Al di là di queste iniziative, però, che, seppur preziose, restano limitate ad alcuni paesi, l'economia è sempre più legata alle grandi multinazionali, il cui potere si estende inesorabilmente a tutti i campi della vita dell'uomo e a tutti gli angoli del pianeta. Questo processo di globalizzazione tiene sempre meno conto delle reali esigenze dell'uomo e rivela il paradosso di un nuovo capitalismo: mentre miliardi di persone in Africa, Sud America e Asia sono lasciate prive di cure e di cibo, miliardi di dollari vengono investiti in sperimentazioni transgeniche. I grandi colossi delle industrie agroalimentari sembrano però essere stati messi in ginocchio proprio negli Stati Uniti: sei agricoltori hanno fatto causa ad una delle più grandi multinazionali dell'agricoltura transgenica, la Monsanto, denunciando alcune operazioni commerciali illecite, la vendita di alimenti contenenti OGM spacciati per puri e la presenza di un cartello tra i produttori che controllerebbero così il mercato "in barba a tutte le leggi anti-monopolio". Al solo annuncio del processo la Borsa ha risposto con uno spaventoso crollo delle azioni dell'azienda incriminata.

Questa sfiducia nelle biotecnologie che si va sempre più diffondendo tra i consumatori ha provocato un ritorno dei prodotti biologici, di quelli acquistati direttamente dal fattore e dei prodotti tipici, alla scoperta di quelle tradizioni regionali che sono anche una forma di cultura, e che riportano l'agricoltura su un piano più "umano". L'organizzazione economica basata sul dominio delle grandi multinazionali ha infatti avviato quel processo di industrializzazione dell'agricoltura che a sua volta ha provocato la riduzione del numero di agricoltori tradizionali, e quindi disoccupazione, degrado ambientale, inquinamento.

Nel convegno organizzato a Cremona sul tema "Dal seme alla tavola.
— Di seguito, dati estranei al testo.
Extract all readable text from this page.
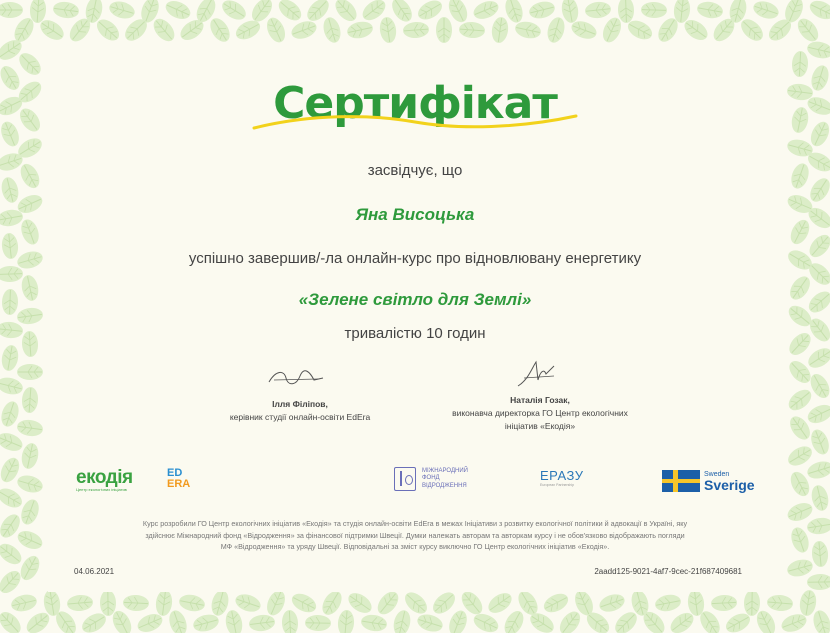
Сертифікат
засвідчує, що
Яна Висоцька
успішно завершив/-ла онлайн-курс про відновлювану енергетику
«Зелене світло для Землі»
тривалістю 10 годин
Ілля Філіпов,
керівник студії онлайн-освіти EdEra
Наталія Гозак,
виконавча директорка ГО Центр екологічних
ініціатив «Екодія»
екодія
Центр екологічних ініціатив
ED
ERA
МІЖНАРОДНИЙ
ФОНД
ВІДРОДЖЕННЯ
ЕРАЗУ
European Partnership
Sweden
Sverige
Курс розробили ГО Центр екологічних ініціатив «Екодія» та студія онлайн-освіти EdEra в межах Ініціативи з розвитку екологічної політики й адвокації в Україні, яку
здійснює Міжнародний фонд «Відродження» за фінансової підтримки Швеції. Думки належать авторам та авторкам курсу і не обов'язково відображають погляди
МФ «Відродження» та уряду Швеції. Відповідальні за зміст курсу виключно ГО Центр екологічних ініціатив «Екодія».
04.06.2021	2aadd125-9021-4af7-9cec-21f687409681
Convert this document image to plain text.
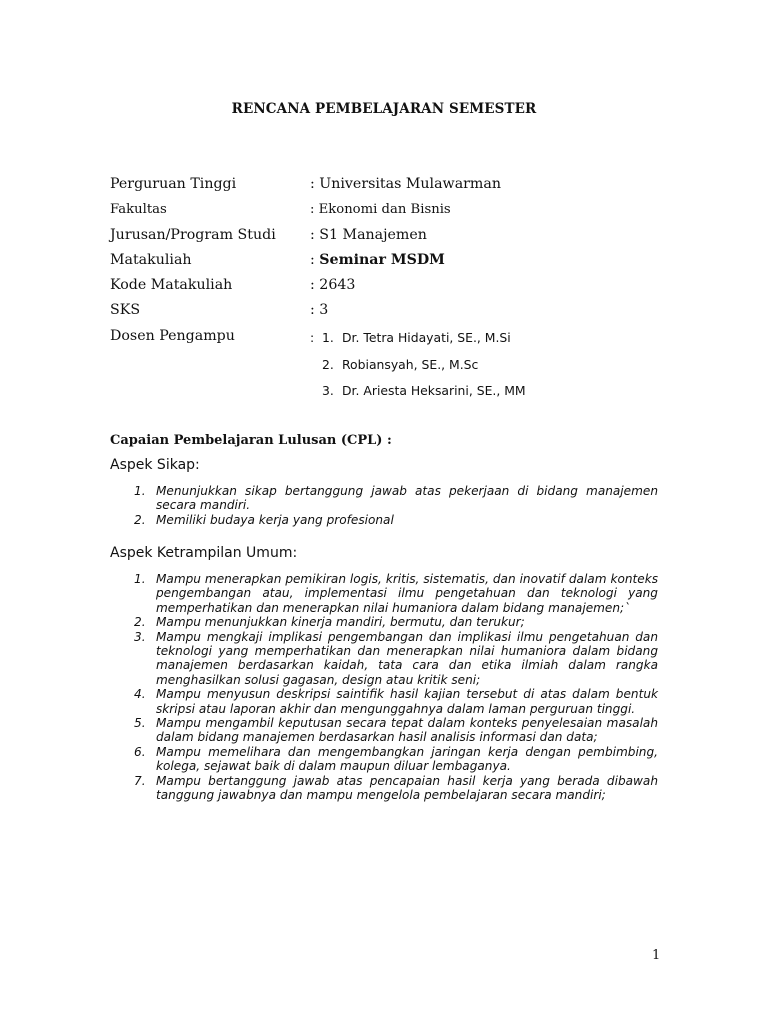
RENCANA PEMBELAJARAN SEMESTER
Perguruan Tinggi	: Universitas Mulawarman
Fakultas	: Ekonomi dan Bisnis
Jurusan/Program Studi : S1 Manajemen
Matakuliah	: Seminar MSDM
Kode Matakuliah	: 2643
SKS	: 3
Dosen Pengampu	: 1. Dr. Tetra Hidayati, SE., M.Si
2. Robiansyah, SE., M.Sc
3. Dr. Ariesta Heksarini, SE., MM
Capaian Pembelajaran Lulusan (CPL) :
Aspek Sikap:
1. Menunjukkan sikap bertanggung jawab atas pekerjaan di bidang manajemen secara mandiri.
2. Memiliki budaya kerja yang profesional
Aspek Ketrampilan Umum:
1. Mampu menerapkan pemikiran logis, kritis, sistematis, dan inovatif dalam konteks pengembangan atau, implementasi ilmu pengetahuan dan teknologi yang memperhatikan dan menerapkan nilai humaniora dalam bidang manajemen;`
2. Mampu menunjukkan kinerja mandiri, bermutu, dan terukur;
3. Mampu mengkaji implikasi pengembangan dan implikasi ilmu pengetahuan dan teknologi yang memperhatikan dan menerapkan nilai humaniora dalam bidang manajemen berdasarkan kaidah, tata cara dan etika ilmiah dalam rangka menghasilkan solusi gagasan, design atau kritik seni;
4. Mampu menyusun deskripsi saintifik hasil kajian tersebut di atas dalam bentuk skripsi atau laporan akhir dan mengunggahnya dalam laman perguruan tinggi.
5. Mampu mengambil keputusan secara tepat dalam konteks penyelesaian masalah dalam bidang manajemen berdasarkan hasil analisis informasi dan data;
6. Mampu memelihara dan mengembangkan jaringan kerja dengan pembimbing, kolega, sejawat baik di dalam maupun diluar lembaganya.
7. Mampu bertanggung jawab atas pencapaian hasil kerja yang berada dibawah tanggung jawabnya dan mampu mengelola pembelajaran secara mandiri;
1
Biotecnologie nel settore alimentare" è emerso, tra l'altro, quanto piccola e insignificante sia la voce del consumatore di fronte ai grandi conflitti sugli OGM tra Stati Uniti ed Europa. I primi, infatti, avendo brevettato le procedure per la produzione dei cibi transgenici, mantengono un regime di monopolio sulla vendita di questi prodotti, che hanno quindi costi altissimi e rendono l'Europa dipendente dalla società americana anche su questo piano. Si scontrano, così, coloro che chiedono la difesa della salute e dell'ambiente, alleati, in questo momento, con gli agricoltori europei che vogliono sfuggire alla dipendenza dalle fabbriche di sementi transgeniche americane, contro gli interessi delle grandi multinazionali d'oltreoceano.

Non è possibile pensare che alla grande roulette dei commerci internazionali vincano tutti. Globalizzare non significa che ognuno può fare tutto quello che vuole in qualsiasi paese del mondo, ma significa che siamo legati e che ciascun individuo, impresa o paese dipende da altri, nel bene e nel male. Progresso significa riconoscere che i commerci e gli affari non possono che svolgersi secondo regole "ecologiche" di interdipendenza, significa dare al mondo la possibilità di un futuro che le nostre coscienze, oggi, non vogliono solo decente ma migliore!